HL Deb 25 March 1912 vol 11 c617


Order of the Day for the Second Reading read.


My Lords, this is a Bill which requires a very short preface indeed. Its object is to remove doubts as to the validity of certain marriages solemnised in the Empire of Japan, one or both of the parties being British subjects. Before July 16, 1899, certain conditions regulated marriages in Japan, and marriages continued after that date to be celebrated in accordance with the old rules, but the effect of surrendering the extra-territorial jurisdiction was to imperil the validity of such marriages.
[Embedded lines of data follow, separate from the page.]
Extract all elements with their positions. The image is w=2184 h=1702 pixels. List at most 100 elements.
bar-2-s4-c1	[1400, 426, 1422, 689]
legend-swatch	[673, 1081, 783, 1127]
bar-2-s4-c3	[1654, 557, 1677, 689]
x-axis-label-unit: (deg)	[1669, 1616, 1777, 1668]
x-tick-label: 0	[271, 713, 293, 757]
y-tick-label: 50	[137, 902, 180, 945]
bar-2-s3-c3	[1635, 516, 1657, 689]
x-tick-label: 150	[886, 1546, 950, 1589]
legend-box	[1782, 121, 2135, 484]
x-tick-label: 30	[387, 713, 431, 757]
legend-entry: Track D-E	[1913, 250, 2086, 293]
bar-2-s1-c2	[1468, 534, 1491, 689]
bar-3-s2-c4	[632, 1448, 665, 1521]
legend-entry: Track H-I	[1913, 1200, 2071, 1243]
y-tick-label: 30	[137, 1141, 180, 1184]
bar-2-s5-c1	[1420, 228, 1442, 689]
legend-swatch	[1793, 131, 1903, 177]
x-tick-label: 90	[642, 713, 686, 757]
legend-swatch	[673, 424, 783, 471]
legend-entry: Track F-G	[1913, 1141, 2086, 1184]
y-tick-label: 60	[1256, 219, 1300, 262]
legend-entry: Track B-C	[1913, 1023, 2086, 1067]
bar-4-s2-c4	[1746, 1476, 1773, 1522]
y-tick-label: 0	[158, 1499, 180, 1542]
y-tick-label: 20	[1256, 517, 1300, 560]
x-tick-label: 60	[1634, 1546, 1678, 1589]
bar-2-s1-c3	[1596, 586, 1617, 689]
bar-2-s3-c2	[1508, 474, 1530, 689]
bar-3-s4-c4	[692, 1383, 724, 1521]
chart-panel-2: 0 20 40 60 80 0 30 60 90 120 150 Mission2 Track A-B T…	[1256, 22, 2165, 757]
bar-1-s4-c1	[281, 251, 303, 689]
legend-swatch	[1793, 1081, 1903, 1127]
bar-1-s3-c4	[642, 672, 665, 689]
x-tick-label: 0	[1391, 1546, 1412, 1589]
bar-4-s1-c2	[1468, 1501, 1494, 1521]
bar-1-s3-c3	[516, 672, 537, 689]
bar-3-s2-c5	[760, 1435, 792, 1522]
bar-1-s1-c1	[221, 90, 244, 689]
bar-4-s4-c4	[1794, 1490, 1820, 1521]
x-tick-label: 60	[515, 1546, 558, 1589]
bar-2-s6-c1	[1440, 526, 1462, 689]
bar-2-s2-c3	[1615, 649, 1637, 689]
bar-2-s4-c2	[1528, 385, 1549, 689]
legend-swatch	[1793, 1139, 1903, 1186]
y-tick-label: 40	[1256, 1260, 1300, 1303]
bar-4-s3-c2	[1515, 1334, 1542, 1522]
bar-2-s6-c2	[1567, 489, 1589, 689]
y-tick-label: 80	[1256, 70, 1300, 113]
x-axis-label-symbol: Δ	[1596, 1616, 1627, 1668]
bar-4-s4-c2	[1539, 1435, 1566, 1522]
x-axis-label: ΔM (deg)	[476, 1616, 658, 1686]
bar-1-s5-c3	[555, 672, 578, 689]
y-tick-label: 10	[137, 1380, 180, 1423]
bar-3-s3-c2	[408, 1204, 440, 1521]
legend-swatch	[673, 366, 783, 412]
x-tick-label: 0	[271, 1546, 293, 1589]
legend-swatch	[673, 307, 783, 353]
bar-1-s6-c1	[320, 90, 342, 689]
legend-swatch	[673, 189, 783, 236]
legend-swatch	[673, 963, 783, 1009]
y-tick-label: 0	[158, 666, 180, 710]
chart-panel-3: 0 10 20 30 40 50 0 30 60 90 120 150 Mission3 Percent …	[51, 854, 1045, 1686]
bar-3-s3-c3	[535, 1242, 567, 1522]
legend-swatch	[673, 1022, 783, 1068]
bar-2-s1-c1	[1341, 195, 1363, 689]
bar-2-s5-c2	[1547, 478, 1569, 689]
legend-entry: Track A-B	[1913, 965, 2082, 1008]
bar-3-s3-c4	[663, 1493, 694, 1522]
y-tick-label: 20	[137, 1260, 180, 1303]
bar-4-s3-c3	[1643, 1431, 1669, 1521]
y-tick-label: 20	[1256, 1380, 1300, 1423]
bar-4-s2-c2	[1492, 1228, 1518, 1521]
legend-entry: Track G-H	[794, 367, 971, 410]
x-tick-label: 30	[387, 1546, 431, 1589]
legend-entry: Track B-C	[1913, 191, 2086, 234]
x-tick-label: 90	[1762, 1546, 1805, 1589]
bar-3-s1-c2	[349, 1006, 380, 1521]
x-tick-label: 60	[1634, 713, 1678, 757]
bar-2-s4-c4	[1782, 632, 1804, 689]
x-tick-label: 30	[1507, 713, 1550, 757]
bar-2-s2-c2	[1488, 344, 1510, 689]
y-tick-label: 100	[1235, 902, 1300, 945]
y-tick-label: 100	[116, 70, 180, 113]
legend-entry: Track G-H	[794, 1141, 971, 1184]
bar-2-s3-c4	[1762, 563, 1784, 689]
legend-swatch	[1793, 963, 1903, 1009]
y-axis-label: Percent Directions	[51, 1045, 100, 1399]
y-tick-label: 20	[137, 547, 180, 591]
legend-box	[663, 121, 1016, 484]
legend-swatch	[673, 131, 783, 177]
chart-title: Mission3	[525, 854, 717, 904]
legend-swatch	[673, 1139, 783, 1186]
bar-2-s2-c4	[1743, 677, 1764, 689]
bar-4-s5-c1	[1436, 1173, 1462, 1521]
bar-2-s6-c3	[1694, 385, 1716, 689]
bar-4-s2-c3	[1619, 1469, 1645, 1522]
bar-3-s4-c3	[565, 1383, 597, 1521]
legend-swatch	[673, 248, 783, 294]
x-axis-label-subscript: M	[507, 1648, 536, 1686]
Accordingly, it is only fair that marriages solemnised in good faith and in reliance on the continuance of the law should be made valid, subject to certain conditions—namely, that the Bill shall not render valid any marriage which before the passing of the Bill had been declared invalid by any Court of competent jurisdiction, or affect any right dependent on the validity or invalidity thereof, or render valid any marriage either of the parties to which has subsequently during the life of the other lawfully intermarried with any other person.

Moved, That the Bill be now read 2a.—(Earl Loreburn.)

On Question, Bill read 2a, and committed to a Committee of the Whole House To-morrow.

House adjourned at twenty-five minutes before Five o'clock, till To-morrow, half-past Ten o'clock.